Over the years, we noticed a growing performance problem when running tests. For our product, running all tests for all apps, took about 3 hours. But we were ok with that: we run all those tests at night. If they take 2, 3 or 5 hours .. who cares? Nobody is waiting for it. And for pullrequests, we only run the tests from the app we changed, and that didn’t take that long (the product is split in 50 apps, so we have an average of 170 tests per app, which was quite ok).
But for this customer (and a few projects), it’s a different story, because every single pullrequest needs to execute all the tests. And it took more than an hour to run the tests – so a pull request took quite a while. Just imagine we need to do a hotfix: it makes all the sense we reduce that time of a build, and the most significant amount of time to reduce, is the test run!
Just look a this:
At that time, we had about 8 developers constantly developing for this customer, which means: multiple times 1h 20 minutes wait time for a pullrequest validation. That’s simply too much .. something had to happen!
After careful analysis of the log file, my colleague noticed a trend that lead us to quite an interesting conclusion:
The more codeunits we had in a test suite, the longer it took to run the suite.
I’ll say that again in other words:
Every run of a codeunit in one suite, took a fraction longer to run to more the test run advanced in that suite
Or yet again in other words:
Codeunit 1 was fast, codeunit 2 was a fraction slower .. and all following codeunits were (in general) slower than the previous ..
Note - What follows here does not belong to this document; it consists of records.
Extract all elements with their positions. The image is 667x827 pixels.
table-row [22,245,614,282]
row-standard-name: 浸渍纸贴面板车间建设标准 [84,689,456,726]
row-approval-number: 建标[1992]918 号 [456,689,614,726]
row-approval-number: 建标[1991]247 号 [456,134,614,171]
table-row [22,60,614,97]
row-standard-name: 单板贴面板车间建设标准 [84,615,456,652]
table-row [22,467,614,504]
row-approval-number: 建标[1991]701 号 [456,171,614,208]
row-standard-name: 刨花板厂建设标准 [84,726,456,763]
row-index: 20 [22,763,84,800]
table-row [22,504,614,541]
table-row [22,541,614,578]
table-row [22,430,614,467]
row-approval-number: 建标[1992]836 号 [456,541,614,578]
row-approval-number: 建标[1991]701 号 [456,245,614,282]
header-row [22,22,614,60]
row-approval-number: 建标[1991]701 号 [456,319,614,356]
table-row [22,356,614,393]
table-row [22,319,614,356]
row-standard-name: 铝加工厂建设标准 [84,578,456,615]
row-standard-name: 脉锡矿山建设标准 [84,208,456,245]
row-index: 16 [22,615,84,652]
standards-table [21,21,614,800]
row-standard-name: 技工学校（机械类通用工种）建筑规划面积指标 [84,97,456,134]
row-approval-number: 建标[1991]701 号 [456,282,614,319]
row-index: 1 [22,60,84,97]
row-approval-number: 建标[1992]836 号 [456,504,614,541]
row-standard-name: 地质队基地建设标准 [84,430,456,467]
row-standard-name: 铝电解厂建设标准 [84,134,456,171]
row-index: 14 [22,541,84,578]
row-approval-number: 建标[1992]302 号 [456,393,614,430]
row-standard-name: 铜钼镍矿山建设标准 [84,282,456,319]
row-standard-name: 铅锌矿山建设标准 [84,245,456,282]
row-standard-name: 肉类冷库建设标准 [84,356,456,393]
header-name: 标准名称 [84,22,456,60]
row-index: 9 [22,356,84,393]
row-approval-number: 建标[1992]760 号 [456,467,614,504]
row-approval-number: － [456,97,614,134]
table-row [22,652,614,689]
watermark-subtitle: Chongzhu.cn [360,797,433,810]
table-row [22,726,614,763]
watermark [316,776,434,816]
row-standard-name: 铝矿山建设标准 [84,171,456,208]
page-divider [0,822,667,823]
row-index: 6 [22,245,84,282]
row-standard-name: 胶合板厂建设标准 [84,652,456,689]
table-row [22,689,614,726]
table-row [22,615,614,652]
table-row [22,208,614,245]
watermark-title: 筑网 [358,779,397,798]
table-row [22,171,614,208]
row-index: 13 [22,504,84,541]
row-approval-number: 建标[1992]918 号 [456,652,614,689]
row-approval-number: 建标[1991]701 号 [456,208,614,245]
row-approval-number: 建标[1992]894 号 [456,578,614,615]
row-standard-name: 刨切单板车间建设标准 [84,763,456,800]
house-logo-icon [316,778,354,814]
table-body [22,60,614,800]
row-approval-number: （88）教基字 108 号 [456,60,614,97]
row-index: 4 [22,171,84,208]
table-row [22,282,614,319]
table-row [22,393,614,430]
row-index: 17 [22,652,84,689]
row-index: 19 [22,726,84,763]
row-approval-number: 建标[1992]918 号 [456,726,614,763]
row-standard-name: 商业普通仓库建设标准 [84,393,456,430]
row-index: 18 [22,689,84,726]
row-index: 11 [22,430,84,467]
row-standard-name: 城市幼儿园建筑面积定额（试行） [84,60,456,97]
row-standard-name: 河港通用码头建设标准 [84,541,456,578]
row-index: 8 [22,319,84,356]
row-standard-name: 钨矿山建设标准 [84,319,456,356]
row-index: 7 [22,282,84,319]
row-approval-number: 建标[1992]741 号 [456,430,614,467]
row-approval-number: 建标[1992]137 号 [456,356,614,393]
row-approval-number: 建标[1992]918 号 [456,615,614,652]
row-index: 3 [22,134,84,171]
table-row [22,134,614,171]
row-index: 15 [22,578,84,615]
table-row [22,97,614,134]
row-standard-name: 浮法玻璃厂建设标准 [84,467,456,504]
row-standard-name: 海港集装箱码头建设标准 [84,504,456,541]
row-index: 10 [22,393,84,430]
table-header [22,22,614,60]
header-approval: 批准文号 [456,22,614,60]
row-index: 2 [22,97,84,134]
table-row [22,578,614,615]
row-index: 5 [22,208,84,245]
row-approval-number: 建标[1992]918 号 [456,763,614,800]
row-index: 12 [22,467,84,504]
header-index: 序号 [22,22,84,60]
And this phenomenon was true “per suite“. So a second suite, first codeunit, would be fast again .. .
Another colleague had an explanation for it which I’m not able to verify (that I know): the way the test-suite is run from the pipeline, is that it “mimics” a user using the webclient (remember that we need the webclient to be able to execute page testability). On top of that, you need to be able to track results per codeunit (or even per function): so one way to do that, is loop your way through:
- Open suite
- Navigate down to the next codeunit/function
- Run codeunit/function
- Save results
Now just imagine you have a lot of codeunits. “Navigating down” can take a while.. 🤷♂️.
Again: not sure that this is the way it works, but it would sure explain this behavior.
(Part of) the solution
We tested what the sweet spots was for the number of codeunits in one suite and the time-gain we had – which (for us) is 25 codeunits. Now we simply consciously divide codeunits per suite.
We always had an install codeunit that created a test-suite for an app. Now we simply create multiple suites per app.
Yep – hardcoded and manual. It’s ok – it’s just a test app ;-).
In the pipeline, we simply run the test-step multiple times:
Where we simply loop this array (by using some simple yaml magic ;-)):
BOOM! 50 minutes time difference for 100% the same tests!
Writing testable code
You might have joined Vjeko’s and my session at BCTechDays – or you might have followed one of Vjeko’s workshops or sessions at Directions – or you might have read his blog posts about the topic, like:
- Testing, testability, and all things test – Vjeko.com
- Directions EMEA 2023 demo – decoupling base app – Vjeko.com
- Testing in isolation – Vjeko.com
Obviously, what I just shared is by no means a way to avoid “decent coding”, or a replacement for you for not having to dive into “writing testable code” better ;-). By no means at all!
But it does make sense to never combine all your tests in one suite and run them that way in a pipeline 🤷♂️.